Aujourd’hui, Catherine Guerrier, petite-fille de Robert Guerrier, est à la recherche de témoignages sur son grand-père. Grâce aux réseaux sociaux, elle lance des appels pour en apprendre un peu plus sur celui qu’on surnomme aujourd’hui « le héros de Tourouvre ». L’histoire de son grand-père se transmet dans sa famille notamment grâce aux commémorations, « la dernière conversation que j’ai eue avec ma tante, c’était à propos de mon grand-père, car tous les ans, elle regardait dans le journal comment on en parlait ».
De nos jours, les trois enfants de Robert Guerrier sont décédés, mais il a eu une digne succession de sept petits-enfants. Catherine recherche des témoignages pour lui « raconter l’histoire de la forêt ». Bien sûr, elle en connaît les grandes lignes notamment grâce au témoignage de madame Deffoin, employée des Guerrier qui a, elle aussi, était emmené en forêt ce soir-là.
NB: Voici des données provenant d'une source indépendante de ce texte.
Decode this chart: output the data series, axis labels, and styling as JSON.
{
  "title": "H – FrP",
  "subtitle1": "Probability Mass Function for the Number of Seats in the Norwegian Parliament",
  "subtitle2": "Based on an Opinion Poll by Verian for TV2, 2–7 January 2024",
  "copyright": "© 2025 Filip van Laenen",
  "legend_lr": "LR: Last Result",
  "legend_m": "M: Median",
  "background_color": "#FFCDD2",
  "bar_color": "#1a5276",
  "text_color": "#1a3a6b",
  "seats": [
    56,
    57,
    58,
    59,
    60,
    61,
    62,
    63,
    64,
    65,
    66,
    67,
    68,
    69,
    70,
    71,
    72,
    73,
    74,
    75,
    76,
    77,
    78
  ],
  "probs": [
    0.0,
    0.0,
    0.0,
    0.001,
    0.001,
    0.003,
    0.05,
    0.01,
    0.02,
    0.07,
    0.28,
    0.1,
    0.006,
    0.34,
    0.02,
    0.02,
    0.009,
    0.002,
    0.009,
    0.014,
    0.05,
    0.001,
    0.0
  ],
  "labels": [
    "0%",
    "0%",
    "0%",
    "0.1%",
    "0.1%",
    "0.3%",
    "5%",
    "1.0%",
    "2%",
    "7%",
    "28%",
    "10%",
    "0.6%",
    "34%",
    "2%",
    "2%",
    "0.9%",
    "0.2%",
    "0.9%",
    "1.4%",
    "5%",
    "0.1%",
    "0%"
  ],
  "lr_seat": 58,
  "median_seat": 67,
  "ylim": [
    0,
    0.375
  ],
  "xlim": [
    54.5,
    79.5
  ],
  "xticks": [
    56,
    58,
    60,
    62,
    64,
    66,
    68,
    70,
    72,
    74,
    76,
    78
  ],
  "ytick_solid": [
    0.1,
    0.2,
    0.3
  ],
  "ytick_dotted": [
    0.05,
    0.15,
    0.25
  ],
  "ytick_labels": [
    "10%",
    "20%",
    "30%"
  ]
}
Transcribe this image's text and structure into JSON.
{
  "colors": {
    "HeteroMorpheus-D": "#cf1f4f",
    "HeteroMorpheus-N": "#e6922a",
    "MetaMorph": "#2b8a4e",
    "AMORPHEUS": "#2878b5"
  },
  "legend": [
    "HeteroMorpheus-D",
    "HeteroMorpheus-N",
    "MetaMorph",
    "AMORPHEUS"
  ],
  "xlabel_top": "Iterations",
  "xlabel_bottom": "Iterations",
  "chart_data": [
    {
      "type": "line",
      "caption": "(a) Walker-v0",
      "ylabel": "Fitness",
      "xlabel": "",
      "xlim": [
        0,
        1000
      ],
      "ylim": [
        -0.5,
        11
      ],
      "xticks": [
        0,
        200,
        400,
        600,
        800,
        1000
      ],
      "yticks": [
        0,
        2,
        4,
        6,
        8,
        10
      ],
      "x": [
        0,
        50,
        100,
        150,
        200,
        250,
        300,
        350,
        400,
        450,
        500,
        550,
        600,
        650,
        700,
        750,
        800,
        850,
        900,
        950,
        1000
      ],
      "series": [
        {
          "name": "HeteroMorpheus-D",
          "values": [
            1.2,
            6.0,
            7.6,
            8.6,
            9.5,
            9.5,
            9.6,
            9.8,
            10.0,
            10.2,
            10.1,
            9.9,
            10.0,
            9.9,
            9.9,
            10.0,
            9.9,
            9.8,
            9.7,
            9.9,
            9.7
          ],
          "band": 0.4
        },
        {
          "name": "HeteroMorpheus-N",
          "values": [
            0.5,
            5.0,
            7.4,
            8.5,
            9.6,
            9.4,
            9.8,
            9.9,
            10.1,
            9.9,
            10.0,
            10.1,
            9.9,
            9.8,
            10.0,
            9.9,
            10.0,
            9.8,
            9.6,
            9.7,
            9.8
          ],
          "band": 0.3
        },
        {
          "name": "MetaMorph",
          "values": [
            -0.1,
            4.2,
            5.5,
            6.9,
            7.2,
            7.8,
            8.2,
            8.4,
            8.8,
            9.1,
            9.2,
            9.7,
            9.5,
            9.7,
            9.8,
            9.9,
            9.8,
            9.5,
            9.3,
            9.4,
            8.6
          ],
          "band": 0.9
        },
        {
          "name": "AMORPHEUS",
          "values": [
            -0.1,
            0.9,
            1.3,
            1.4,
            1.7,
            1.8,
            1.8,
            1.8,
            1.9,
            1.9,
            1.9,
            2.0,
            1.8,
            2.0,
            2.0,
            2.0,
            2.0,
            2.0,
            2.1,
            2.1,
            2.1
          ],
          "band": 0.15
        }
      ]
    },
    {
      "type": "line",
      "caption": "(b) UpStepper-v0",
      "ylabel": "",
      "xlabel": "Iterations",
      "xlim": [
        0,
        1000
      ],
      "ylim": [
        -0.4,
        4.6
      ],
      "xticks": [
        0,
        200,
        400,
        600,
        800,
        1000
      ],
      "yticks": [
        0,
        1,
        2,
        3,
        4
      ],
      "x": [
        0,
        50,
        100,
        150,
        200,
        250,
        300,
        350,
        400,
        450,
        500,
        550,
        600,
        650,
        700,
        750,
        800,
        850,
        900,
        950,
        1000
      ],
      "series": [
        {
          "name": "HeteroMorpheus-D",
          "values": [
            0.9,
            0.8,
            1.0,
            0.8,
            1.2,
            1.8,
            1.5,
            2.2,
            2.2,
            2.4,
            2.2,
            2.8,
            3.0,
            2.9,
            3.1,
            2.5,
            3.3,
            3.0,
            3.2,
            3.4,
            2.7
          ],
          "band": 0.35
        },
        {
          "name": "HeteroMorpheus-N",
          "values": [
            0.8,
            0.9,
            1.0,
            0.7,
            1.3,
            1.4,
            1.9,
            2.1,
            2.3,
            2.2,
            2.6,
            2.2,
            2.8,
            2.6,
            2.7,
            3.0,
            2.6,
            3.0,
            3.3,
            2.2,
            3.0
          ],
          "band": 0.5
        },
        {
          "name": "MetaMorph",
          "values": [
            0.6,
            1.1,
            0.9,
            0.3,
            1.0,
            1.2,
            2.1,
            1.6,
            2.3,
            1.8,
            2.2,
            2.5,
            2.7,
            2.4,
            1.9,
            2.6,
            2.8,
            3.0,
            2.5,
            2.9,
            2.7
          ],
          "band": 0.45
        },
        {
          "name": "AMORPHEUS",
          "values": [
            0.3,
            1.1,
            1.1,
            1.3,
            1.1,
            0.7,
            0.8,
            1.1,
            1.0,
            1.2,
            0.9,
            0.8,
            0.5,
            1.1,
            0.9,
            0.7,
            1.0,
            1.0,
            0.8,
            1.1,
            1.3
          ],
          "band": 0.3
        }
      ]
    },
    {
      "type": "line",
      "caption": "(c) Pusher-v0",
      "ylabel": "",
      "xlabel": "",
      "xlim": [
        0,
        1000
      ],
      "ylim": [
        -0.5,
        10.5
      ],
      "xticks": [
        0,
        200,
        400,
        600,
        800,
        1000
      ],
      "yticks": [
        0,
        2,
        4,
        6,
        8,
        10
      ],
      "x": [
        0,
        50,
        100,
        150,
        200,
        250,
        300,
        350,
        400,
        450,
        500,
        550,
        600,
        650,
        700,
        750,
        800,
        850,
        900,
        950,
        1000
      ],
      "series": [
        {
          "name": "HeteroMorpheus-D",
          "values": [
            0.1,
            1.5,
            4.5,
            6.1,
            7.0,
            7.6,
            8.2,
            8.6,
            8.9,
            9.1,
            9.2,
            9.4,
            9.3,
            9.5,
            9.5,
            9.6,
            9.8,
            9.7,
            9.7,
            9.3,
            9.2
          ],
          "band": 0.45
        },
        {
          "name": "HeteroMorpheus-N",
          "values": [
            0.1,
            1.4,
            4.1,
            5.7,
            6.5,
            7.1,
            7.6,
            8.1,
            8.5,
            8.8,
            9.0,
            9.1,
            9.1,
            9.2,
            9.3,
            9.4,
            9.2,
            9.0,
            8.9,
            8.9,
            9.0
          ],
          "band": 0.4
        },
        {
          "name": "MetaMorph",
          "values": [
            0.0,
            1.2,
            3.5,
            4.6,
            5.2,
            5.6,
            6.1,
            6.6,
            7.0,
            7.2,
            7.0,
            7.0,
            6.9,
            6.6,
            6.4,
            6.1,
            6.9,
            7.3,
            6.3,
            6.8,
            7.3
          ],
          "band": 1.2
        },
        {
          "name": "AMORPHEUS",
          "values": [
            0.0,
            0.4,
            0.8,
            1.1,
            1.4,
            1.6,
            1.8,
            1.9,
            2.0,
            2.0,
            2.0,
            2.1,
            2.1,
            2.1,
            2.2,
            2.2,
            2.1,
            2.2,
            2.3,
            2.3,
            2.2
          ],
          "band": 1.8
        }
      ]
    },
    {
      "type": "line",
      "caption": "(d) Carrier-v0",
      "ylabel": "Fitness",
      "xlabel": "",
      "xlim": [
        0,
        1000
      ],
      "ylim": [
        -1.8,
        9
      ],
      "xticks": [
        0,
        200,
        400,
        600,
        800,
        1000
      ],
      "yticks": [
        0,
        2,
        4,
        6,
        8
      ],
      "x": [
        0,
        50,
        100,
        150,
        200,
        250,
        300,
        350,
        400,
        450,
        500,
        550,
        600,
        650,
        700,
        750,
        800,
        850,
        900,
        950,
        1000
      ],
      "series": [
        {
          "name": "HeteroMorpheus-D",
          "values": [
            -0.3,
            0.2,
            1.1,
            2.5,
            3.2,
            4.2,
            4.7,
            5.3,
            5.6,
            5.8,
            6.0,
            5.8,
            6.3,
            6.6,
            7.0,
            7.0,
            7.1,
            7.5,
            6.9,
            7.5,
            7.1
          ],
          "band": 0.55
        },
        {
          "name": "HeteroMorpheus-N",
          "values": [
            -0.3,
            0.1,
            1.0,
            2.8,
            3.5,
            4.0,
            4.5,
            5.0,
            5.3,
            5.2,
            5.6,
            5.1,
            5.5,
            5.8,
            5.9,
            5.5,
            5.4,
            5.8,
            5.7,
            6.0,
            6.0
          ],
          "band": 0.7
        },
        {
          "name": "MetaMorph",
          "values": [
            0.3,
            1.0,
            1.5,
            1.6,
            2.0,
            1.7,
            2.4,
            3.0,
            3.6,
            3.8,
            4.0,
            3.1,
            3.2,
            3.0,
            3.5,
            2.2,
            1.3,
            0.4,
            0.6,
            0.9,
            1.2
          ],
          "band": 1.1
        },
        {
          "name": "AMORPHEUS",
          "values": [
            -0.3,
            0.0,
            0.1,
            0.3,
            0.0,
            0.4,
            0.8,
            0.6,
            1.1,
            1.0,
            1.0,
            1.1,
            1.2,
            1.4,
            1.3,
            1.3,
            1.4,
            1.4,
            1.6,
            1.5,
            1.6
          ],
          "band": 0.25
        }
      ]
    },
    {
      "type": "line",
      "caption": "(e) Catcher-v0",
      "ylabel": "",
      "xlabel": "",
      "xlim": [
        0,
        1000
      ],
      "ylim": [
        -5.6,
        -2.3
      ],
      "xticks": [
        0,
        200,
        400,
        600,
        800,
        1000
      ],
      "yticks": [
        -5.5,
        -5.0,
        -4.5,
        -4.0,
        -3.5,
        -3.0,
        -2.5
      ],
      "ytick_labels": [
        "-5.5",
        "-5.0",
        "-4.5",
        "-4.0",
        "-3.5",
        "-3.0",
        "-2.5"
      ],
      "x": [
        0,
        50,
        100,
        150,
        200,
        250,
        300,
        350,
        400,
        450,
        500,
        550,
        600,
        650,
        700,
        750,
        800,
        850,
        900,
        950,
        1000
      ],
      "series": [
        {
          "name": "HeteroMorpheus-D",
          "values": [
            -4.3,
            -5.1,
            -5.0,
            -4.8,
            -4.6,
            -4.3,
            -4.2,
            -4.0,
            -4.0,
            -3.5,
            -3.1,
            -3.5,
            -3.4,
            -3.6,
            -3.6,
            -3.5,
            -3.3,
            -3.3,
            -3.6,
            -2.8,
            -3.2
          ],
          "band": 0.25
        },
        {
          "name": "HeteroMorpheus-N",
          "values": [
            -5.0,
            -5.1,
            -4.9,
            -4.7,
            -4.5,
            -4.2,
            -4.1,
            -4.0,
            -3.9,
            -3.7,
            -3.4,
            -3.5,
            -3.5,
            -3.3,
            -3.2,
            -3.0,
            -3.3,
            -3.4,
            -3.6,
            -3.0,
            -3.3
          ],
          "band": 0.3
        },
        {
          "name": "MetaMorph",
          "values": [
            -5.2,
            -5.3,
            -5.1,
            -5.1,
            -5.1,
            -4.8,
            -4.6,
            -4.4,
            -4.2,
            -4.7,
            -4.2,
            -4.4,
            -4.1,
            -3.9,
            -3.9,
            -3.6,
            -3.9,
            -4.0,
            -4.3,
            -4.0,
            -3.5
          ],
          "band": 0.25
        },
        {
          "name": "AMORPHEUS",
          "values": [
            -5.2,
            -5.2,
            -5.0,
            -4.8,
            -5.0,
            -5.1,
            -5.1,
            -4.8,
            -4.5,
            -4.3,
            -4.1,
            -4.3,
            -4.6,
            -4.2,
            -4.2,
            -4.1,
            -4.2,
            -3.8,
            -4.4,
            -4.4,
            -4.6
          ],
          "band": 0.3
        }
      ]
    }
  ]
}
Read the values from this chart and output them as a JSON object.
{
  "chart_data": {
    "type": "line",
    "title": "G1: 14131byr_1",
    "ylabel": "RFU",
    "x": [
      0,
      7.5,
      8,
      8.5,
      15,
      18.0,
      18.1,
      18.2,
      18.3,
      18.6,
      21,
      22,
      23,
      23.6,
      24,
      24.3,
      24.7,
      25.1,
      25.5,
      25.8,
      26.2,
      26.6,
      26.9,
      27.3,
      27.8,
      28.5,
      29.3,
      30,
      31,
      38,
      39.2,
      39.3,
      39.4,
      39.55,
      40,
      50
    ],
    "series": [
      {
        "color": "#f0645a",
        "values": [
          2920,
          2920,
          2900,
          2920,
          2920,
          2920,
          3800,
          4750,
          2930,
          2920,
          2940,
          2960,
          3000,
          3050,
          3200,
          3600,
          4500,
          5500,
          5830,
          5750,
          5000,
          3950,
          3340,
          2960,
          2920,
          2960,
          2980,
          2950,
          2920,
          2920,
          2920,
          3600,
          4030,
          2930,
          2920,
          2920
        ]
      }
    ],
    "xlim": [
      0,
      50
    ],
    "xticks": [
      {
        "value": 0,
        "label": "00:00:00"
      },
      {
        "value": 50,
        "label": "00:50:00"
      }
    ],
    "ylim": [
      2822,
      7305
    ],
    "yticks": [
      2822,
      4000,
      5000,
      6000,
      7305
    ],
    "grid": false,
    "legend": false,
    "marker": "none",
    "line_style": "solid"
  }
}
Dans ce témoignage, « madame Deffoin raconte qu’elle était cachée dans la cave avec son bébé et que les Allemands sont venus les chercher pour les amener dans la forêt ».
« Remplie
d’admiration »
Depuis son appel aux témoignages, « quelques personnes m’ont envoyé des messages pour me dire qu’ils habitaient dans la rue à son nom, d’autres pour me dire qu’ils le connaissaient en tant que boulanger ». Pendant les périodes de commémorations, « des documents avaient été donnés à mes parents » et « un journaliste a fait une interview avec mon père pour parler de la Seconde Guerre mondiale ».
À la fin de la guerre, son père était alors âgé de 17 ans. Même si ceux qui ont vécu cette époque ont disparu, « je sais qu’il n’y aura pas de personnes directes pour m’en parler », Catherine arrive à grappiller des informations ici ou là. « J’ai rencontré un homme qui m’a dit qu’il connaissait quelqu’un, qui se souvenait de mon grand-père à genoux devant les soldats allemands en les suppliant de ne pas les tuer ». Ce pan de l’histoire « connu surtout par les anciens » lui permet de la « remplir d’admiration pour Robert, pour son sang-froid, et son courage ».
Robert Guerrier est décédé plusieurs années après la guerre « en 1967 ». Selon les dires, « c’était un bon vivant, un extraverti qui avait de bon rapport avec les gens. Il travaillait dur et a fini par être élu comme maire du village ». Quant à Tourouvre, la ville gardera toujours une place importante dans la famille Guerrier, « c’est le lien ».
Le père de Catherine, Jean, a suivi les traces de son illustre paternel et a aussi été « boulanger à Tourouvre », avant de partir vivre dans la région parisienne à l’époque où Catherine avait 4 ans. Malgré cette nouvelle vie parisienne, Catherine venait passer « toutes les vacances d’été chez ma grand-mère à Tourouvre ».
Une histoire familiale qui aura marqué aussi bien la ville, que les habitants.

Le 13 août 1944 a marqué à jamais ma famille et chaque année nous celebrions cet anniversaire en souvenir de cet évènement qui aurait pu l’anéantir à jamais, auquel cas je ne serais pas là pour en parler.